For centuries Tornio has been the gateway to Lapland. Its success as a trading and market venue stems from its excellent location in the middle of the Bothnian Arc where the River Tornionjoki flows into the Bothnian Bay.

Tornio received its city rights from King Gustav II Adolf in 1621. The current border between Finland and Sweden has profiled the city since 1809.

Today Tornio and Haparanda in Sweden make up an international twin city that all together has 32 500 inhabitants. The aim of this unique border cooperation is to “enjoy the benefits of two countries but address the obligations of one country”.
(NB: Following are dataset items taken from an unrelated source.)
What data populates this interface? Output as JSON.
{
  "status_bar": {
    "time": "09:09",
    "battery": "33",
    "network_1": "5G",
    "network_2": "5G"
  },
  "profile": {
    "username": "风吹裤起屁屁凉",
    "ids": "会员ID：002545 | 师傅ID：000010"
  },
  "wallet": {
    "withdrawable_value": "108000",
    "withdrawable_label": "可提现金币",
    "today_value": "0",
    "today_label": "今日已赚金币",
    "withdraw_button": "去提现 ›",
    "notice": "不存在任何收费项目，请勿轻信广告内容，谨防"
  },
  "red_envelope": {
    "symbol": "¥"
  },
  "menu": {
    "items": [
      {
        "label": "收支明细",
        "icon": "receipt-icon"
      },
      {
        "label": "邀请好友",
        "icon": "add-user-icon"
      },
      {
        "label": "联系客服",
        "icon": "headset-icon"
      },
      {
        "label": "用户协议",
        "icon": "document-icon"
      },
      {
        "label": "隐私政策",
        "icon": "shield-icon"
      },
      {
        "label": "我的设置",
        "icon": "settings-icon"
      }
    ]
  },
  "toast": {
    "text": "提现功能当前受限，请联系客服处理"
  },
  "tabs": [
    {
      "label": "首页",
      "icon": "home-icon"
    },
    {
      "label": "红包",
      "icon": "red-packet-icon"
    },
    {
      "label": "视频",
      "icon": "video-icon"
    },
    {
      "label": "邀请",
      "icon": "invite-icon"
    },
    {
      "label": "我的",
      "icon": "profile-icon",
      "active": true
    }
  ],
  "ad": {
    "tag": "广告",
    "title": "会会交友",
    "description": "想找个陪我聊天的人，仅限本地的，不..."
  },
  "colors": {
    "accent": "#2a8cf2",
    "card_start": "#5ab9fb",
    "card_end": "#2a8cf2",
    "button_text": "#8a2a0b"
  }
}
The Tornio-Haparanda area is the centre of cross-border trade IKEA, Rajalla shopping centre, offering fascinating attractions to those appreciating culture and nature: Alatornio Church (UNESCO), Tornio Church, Aine Art Museum, provincial museum, national parks, and the River Tornionjoki, which is famous for its salmon. On the GreenZone golf course you can cross the national border and time zone with a single strike.

River Tornionjoki

The Torne River, also known as the Tornio River, is a river in northern Sweden and Finland. Approximately half of the river’s length is a part of the border between these two countries. It rises at Lake Torne near the border with Norway and flows generally southeast for a distance of 522 kilometres into the Gulf of Bothnia. It is the largest river in Norrbottenboth by length and by watershed area.

Torne is the largest river in the Baltic Sea region, which has a natural salmon and sea trout stocks. Torne is current globally one of the largest Atlantic salmon spawning river.